Motyle

Mamy w domu wielkie pudło z grubej tektury do którego zamiast do śmietnika trafiają najprzeróżniejsze “skarby” w rodzaju korków do wina, ślicznych opakowań, szpulek, przyniesionych z dworu kasztanów, kamyków, tasiemek, sznurków i innych tym podobnych rzeczy.

Wszystko to przydało się niesamowicie, gdy trzeba było zrobić ekologiczne, recyclingowe zwierzątko do przedszkola.

Motylek został narysowany i wycięty z tektury przeze mnie, a ozdobiony przez Wiktorię.

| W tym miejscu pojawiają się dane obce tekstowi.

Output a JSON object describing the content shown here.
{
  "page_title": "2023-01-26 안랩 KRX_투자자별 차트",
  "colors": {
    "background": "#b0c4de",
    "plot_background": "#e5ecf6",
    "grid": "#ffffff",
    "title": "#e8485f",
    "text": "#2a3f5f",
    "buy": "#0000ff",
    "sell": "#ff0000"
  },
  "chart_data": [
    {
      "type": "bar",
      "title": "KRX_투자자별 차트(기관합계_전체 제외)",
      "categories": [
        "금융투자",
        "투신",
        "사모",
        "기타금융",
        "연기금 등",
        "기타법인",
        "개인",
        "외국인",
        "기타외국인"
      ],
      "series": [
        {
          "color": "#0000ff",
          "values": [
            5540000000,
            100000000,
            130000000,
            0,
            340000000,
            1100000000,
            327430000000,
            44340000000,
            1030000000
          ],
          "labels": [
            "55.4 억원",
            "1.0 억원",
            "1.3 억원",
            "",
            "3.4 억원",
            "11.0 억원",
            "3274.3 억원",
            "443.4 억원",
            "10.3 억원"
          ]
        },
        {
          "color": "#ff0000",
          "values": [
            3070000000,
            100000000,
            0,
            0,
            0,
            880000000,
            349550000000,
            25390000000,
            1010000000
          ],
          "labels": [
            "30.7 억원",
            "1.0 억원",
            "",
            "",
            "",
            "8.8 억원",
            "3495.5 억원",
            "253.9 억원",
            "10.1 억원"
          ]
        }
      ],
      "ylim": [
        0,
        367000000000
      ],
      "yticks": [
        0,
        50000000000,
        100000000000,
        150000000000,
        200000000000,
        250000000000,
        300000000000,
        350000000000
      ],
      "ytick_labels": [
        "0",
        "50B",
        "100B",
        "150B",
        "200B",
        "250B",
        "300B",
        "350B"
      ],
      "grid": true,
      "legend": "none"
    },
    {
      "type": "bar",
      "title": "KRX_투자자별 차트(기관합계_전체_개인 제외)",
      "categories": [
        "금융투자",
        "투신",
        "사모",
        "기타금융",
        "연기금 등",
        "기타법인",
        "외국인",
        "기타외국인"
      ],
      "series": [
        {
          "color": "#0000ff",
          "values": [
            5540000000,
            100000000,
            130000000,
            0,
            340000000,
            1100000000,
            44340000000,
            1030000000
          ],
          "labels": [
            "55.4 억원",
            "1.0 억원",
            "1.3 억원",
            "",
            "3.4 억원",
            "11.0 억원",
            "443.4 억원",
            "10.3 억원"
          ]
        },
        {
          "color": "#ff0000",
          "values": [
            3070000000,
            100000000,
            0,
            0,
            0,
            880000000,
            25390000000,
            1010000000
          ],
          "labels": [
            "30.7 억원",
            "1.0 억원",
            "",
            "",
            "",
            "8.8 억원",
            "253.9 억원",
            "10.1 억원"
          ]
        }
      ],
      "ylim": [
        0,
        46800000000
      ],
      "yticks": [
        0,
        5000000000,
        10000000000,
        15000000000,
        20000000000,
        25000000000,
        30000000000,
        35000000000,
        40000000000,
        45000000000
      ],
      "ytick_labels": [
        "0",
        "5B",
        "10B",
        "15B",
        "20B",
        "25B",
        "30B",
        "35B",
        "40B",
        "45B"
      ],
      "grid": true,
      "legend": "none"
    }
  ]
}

Z jednej strony ma namalowane kolorowe koła i zielonego smoka. Smok nie zieje wcale ogniem, on ma bardzo świeży oddech bo lubi myć zęby. Z drugiej strony motyl jest wyklejony taśmą dwustronną i ozdobiony śmieciowymi skarbami.

Materiały i narzędzia: czegóż tu nie było… Zużyłam mnóstwo kleju na gorąco w pistolecie aby mieć pewność, że nic nie odpadnie. Sama taśma dwustronna tym razem nie dała rady.

Śmieciowa zabawa ogarnęła cały dom i Benio również w niej uczestniczył – też chciał mieć swoje zwierzątko.

Pomysł realizowany z Wiktorią został ulepszony – Benio sam narysował kształt swojego motylka.

Poprzestał na ozdabianiu tekturowych skrzydeł farbami. Dodał motylkowi tylko jeden element wycięty z gąbki, przy czym długo zastanawiał się czy to będzie głowa, czy tez ogon. Ostatecznie zdecydował się przykleić oczy do części tekturowej i gąbka stała się ogonem.

Iwona Piszczelska, marzec 2010 r.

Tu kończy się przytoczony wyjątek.